L’article 44 de la loi « travail » supprime la visite de médecine du travail obligatoire pour tous et ouvre la voie à une médecine du travail facultative, sur demande du salarié, qui ne contraint plus l’employeur. Aujourd’hui, l’avis du médecin du travail sur la compatibilité des exigences de chaque poste, pour chaque salarié, avec son état de santé, s’impose à l’employeur. Il est vrai que les conditions de l’emploi précaire (CDD, intérim, temps partiel subi, etc.) permettent souvent de contourner ces obligations. Faut-il donc les supprimer pour cette simple raison, et, si tel est le cas, pour défendre quels intérêts ?

La réponse nous a été fournie le 21 juin 2016 par les défenseurs de la loi « travail », lors de la séance plénière inaugurale du 34ème congrès national de médecine et santé au travail. Après une intervention télévisuelle de la Ministre pour défendre, depuis son bureau, sa réforme, Jean-Marc Soulat, Professeur et dirigeant du collège des enseignants de médecine du travail ouvre le sujet par une intervention sur les« clés de l’avenir de la réforme de la santé au travail ». (1) Il la centre sur les dispositions de la directive CEE 89-391 (2) en indiquant que la réforme qu’il promeut avec la loi travail « vise à mieux coller à la directive ». Or cette directive est conçue pour s’appliquer à tous les membres de l’Union Européenne, y compris ceux qui ne disposent pas de médecine du travail. Le texte européen ne formule qu’une obligation : « chaque travailleur doit pouvoir faire l’objet, s’il le souhaite, d’une surveillance de santé à intervalles réguliers ». Pour le conférencier, c’est là l’avenir de notre médecine du travail, notamment dans son caractère facultatif. Il annonce vouloir y préparer les étudiants, en diversifiant les métiers des services de santé au travail en rapport avec les perspectives qu’offre le secteur de la prévoyance.

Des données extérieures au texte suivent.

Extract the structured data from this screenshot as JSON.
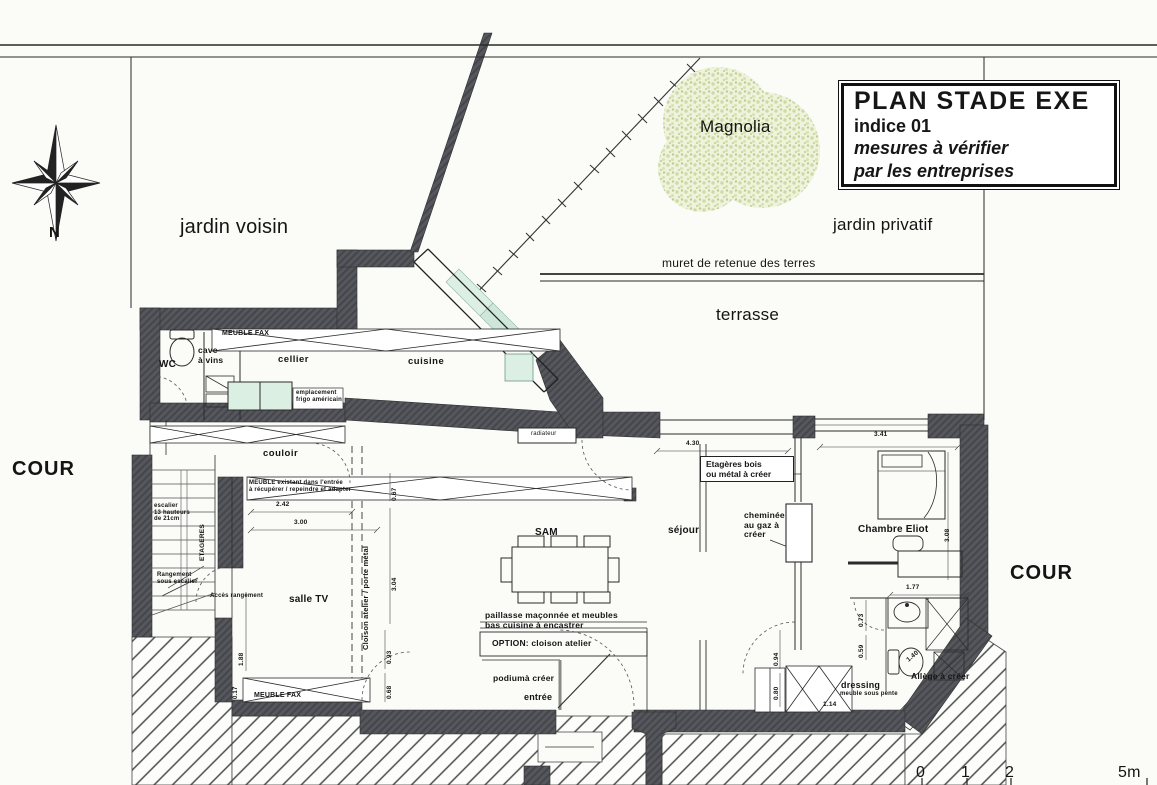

Après cette leçon, le Professeur Sophie Fantoni-Quinton (3) co-auteur du rapport justifiant la loi « Travail » s’est lancée dans un plaidoyer libéral en faveur de la disparition de l’avis d’aptitude, de la consultation libre et volontaire pour les salariés et de la liberté de prescrire des médecins du travail.

Ni l’une ni l’autre de ces interventions n’a réellement convaincu la plupart des confrères présents, confrontés à d’autres questions, très concrètes, sur le terrain : celles posées par les salariés en souffrance et celles en rapport avec leurs propres conditions et moyens de travail, qui ne leur permettent ni d’y répondre ni de satisfaire les exigences déontologiques et techniques de leur exercice.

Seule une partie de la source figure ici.